A synthesis-constrained generative model that designs synthesizable PROTAC degraders by sampling reaction templates and building blocks, tuned with reinforcement learning.
Proteolysis-targeting chimeras (PROTACs) are bifunctional molecules that recruit an E3 ubiquitin ligase to a protein of interest, tagging the target for degradation by the cell's own machinery. Each PROTAC combines a warhead that binds the target protein, an E3 ligand that engages the ligase, and a linker that joins the two. This modular but unusually large and flexible architecture makes PROTACs an attractive therapeutic modality, but it also makes them difficult to design: deep generative models can propose novel structures rapidly, yet the molecules they invent are frequently impractical or impossible to synthesize.
SynPROTAC, developed by researchers at the State Key Laboratory of Anti-Infective Drug Discovery and Development at Sun Yat-sen University in Guangzhou and posted to bioRxiv in December 2025, addresses this synthesizability gap directly. Rather than generating molecular graphs atom by atom and hoping a synthetic route exists, the model assembles PROTACs from a curated library of chemical reaction templates and purchasable building blocks. Every molecule it produces therefore comes with a feasible synthetic route by construction.

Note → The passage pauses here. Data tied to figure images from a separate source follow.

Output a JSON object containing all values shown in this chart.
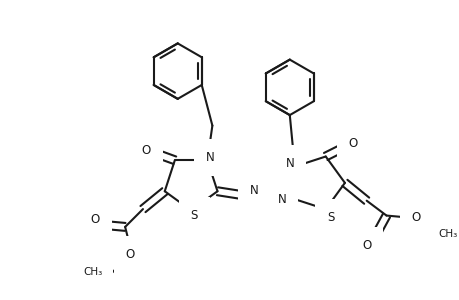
{
  "bg_color": "#ffffff",
  "line_color": "#1a1a1a",
  "line_width": 1.5,
  "font_size": 8.5,
  "figsize": [
    4.6,
    3.0
  ],
  "dpi": 100,
  "xlim": [
    0,
    460
  ],
  "ylim": [
    0,
    300
  ]
}
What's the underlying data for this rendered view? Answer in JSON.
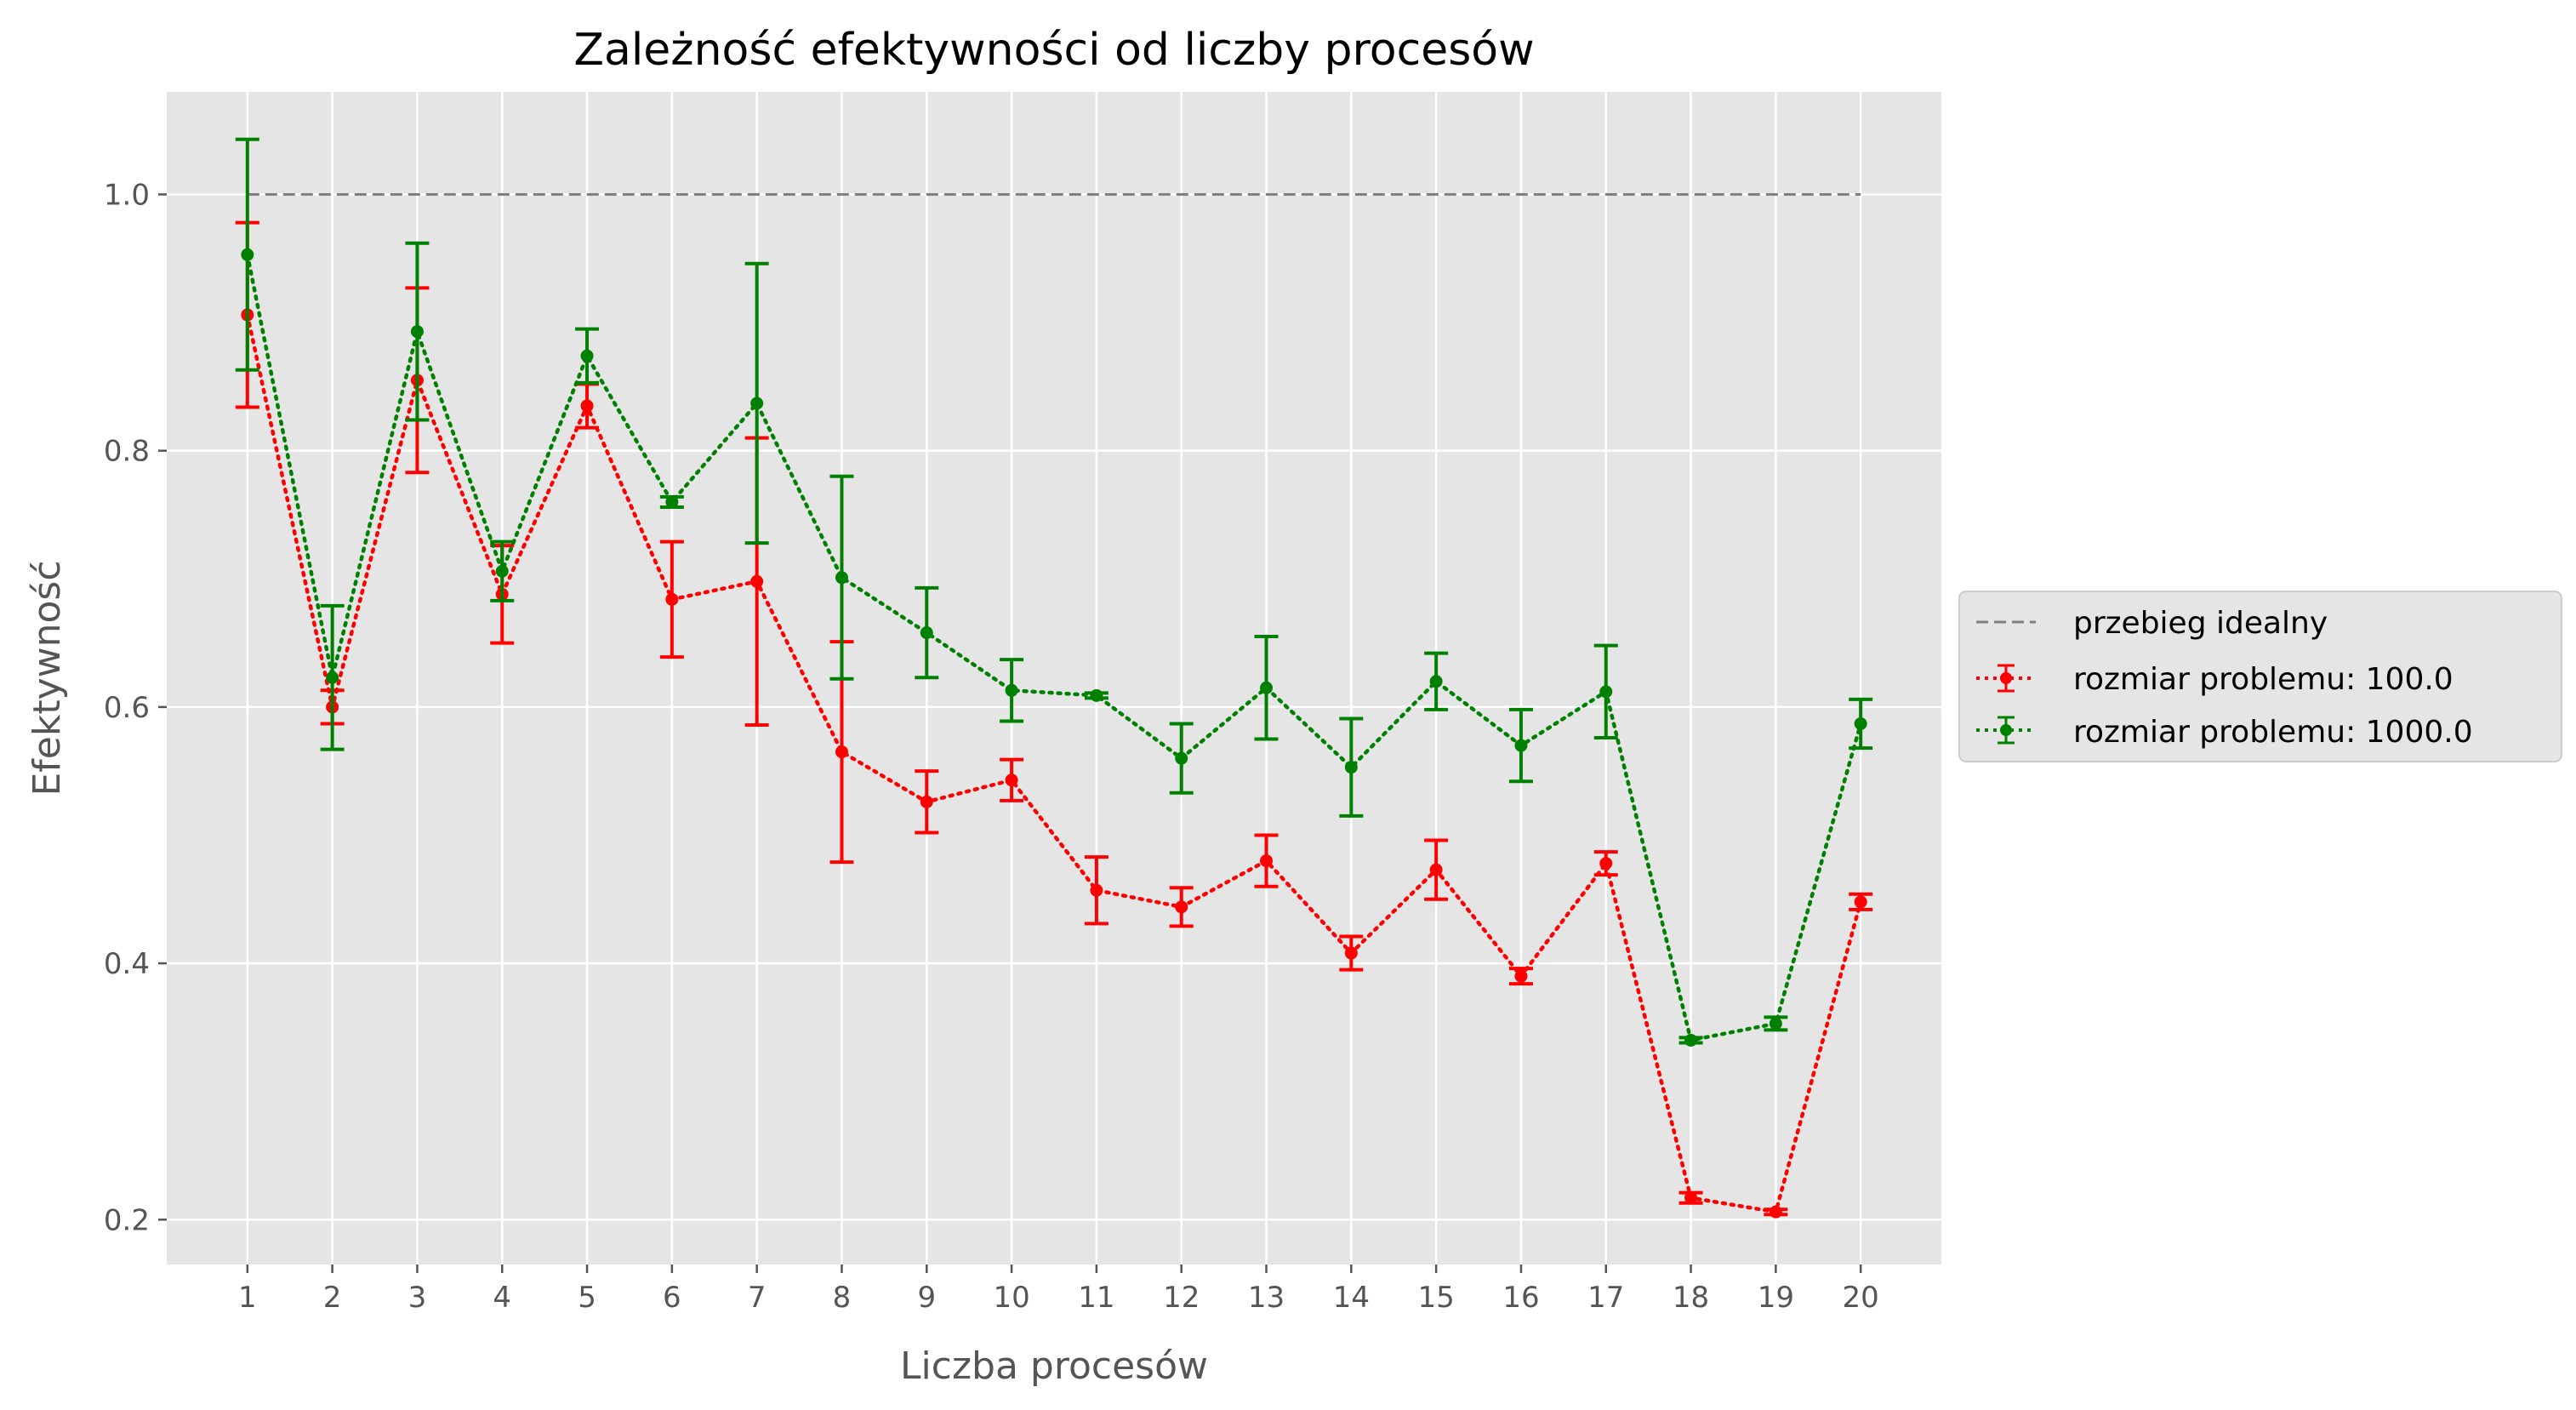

By coupling this synthesis-constrained generator with reinforcement learning, SynPROTAC steers generation toward novel degraders that not only can be made but also exhibit reasonable physicochemical and binding-related properties, positioning it within the growing family of synthesizability-aware generative models adapted specifically to the demands of targeted protein degradation.
SynPROTAC pairs a Graphormer encoder with a transformer-based decoder. The encoder embeds a supplied warhead or E3 ligand, and the decoder then autoregressively samples chemical reaction templates and building blocks to assemble a full PROTAC, yielding a synthetic route alongside the final structure. The generator was pretrained on roughly 20 million chemical reaction trees sampled from a library of 91 reaction templates and 483 filtered building blocks. Following pretraining, the model is fine-tuned with reinforcement learning to reward generation of PROTACs with desirable binding properties. The authors report that across their evaluations SynPROTAC produces novel PROTACs with high synthetic feasibility and reasonable two-dimensional and three-dimensional physicochemical and binding-related properties.
SynPROTAC is aimed at medicinal chemists and computational drug-discovery teams pursuing targeted protein degradation. Given a known warhead or E3 ligand, the model can propose novel, synthesizable PROTAC candidates together with routes for making them, which can shorten the cycle between in-silico design and wet-lab synthesis. Because synthesizability is enforced during generation rather than checked afterward, the tool is well suited to early-stage hit generation and linker exploration where the cost of proposing unmakeable molecules is high.
PROTACs are a fast-growing therapeutic modality, and the disconnect between what generative models propose and what chemists can actually synthesize has been a persistent bottleneck. SynPROTAC contributes to closing that gap by extending synthesis-constrained generation, an approach that has gained traction in general small-molecule design, into the specialized and structurally demanding domain of bifunctional degraders. As a recent preprint its long-term adoption remains to be seen, and its outputs reflect computational property estimates that require experimental validation, but it offers a practical template for embedding synthetic accessibility into degrader design workflows. As of the preprint, no public code repository for SynPROTAC could be located, and although trained weights are reported to be shared via figshare, that release could not be independently verified, so reproducibility currently depends on artifacts that are not yet confirmed to be openly available.